Ahora, necesitamos poder navegar por el grid, para ello, vamos a montar un generador que itere por todos las posiciones, haciendo los movimientos que necesitamos.

Para ello vamos a usar el tercer parametro de range, que nos permite decidir el step, iterar por cada elemento de ese step. Con esto, vamos iterar por el grid por la posicion x, que es la fija, la que no se repite. Nos falta la posicion que se repite. La y, esta la sumaremos manualmente.

Ahora, solo nos falta tener en cuenta la repeticion del grid. Para eso, vamos a operar sobre el grid inicial, y ajustar la posicion de y, para ajustar la posicion de y, dividiremos la posicion entre el total de anchura, quedandonos con el resto de la division, para eso utilizaremos el operador modulo.

The % (modulo) operator yields the remainder from the division of the first argument by the second. The numeric arguments are first converted to a common type. A zero right argument raises the ZeroDivisionError exception. The arguments may be floating point numbers, e.g., 3.14%0.7 equals 0.34 (since 3.14 equals 4*0.7 + 0.34.) The modulo operator always yields a result with the same sign as its second operand (or zero); the absolute value of the result is strictly smaller than the absolute value of the second operand 1.

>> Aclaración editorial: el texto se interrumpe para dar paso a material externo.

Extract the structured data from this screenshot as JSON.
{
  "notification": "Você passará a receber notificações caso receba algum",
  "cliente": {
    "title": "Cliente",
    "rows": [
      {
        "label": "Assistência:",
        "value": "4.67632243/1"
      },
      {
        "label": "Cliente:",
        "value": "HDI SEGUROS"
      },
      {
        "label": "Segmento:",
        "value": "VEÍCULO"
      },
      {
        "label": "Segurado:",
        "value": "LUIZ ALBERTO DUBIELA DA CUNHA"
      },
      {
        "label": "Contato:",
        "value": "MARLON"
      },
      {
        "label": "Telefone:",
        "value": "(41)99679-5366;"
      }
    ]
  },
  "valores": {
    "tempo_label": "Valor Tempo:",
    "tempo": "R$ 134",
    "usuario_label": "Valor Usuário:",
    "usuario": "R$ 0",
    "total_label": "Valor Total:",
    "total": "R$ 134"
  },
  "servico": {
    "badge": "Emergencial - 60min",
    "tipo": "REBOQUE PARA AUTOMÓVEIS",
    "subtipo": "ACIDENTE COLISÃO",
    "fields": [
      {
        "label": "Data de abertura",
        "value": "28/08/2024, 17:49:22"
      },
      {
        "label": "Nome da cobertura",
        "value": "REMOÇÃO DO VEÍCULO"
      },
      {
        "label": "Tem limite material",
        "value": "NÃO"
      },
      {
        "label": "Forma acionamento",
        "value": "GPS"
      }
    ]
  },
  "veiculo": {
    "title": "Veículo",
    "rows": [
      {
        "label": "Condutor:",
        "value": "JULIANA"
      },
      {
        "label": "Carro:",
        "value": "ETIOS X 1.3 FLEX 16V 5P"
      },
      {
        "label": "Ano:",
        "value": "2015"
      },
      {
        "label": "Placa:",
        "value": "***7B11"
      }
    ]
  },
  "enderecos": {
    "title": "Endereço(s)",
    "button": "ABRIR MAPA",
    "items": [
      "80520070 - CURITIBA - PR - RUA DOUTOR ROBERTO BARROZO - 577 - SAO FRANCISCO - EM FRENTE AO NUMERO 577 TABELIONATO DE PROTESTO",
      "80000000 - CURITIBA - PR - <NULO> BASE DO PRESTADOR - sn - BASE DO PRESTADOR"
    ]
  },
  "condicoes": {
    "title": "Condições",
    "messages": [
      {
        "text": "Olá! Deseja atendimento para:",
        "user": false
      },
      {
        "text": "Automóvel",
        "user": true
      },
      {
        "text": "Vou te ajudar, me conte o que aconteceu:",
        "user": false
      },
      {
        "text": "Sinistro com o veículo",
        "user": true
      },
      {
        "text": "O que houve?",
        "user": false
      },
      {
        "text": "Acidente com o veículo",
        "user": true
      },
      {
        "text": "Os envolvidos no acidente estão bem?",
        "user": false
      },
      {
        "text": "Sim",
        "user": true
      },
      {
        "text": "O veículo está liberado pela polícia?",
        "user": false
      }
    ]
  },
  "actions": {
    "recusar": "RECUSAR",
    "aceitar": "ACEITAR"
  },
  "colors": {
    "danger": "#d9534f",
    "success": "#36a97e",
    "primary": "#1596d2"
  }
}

Aqui he asumido que el total de anchura no es constante entre distintos puzzles, ni en el mismo, sin embargo es muy posible que lo sea, por lo que el len(grid[pos_x]) nos sobraría.

def traverse_grid(grid, step_x, step_y, curr_pos=0):
    for pos_x in range(step_x, len(grid), step_x):
        curr_pos += step_y
        yield grid[pos_x][curr_pos % len(grid[pos_x])] == '#'

Finalmente, solo necesitamos ejecutar la funcion con cada uno de los movimientos (x, y), y, como dice el ejercicio, multiplicar todos entre ellos.

Time to check the rest of the slopes - you need to minimize the probability of a sudden arboreal stop, after all. Determine the number of trees you would encounter if, for each of the following slopes, you start at the top-left corner and traverse the map all the way to the bottom: In the above example, these slopes would find 2, 7, 3, 4, and 2 tree(s) respectively; multiplied together, these produce the answer 336.

Vamos, que tenemos que repetir lo mismo, con distintos valores de movimiento. Como nuestra funcion inicial ya permitia especificar los steps de los movimientos, simplemente tenemos que llamarla por cada slope.

grid = [[a for a in a if a != '\n'] for a in open(sys.argv[1]).readlines()]
slopes = ((1, 1), (1, 3), (1, 5), (1, 7), (2, 1))
res = [Counter(traverse_grid(grid, *slope))[True] for slope in slopes]
print(dict(zip(slopes, res)))
print(reduce(mul, res))

Con esto completamos el tercer ejercicio del Advent Of Code!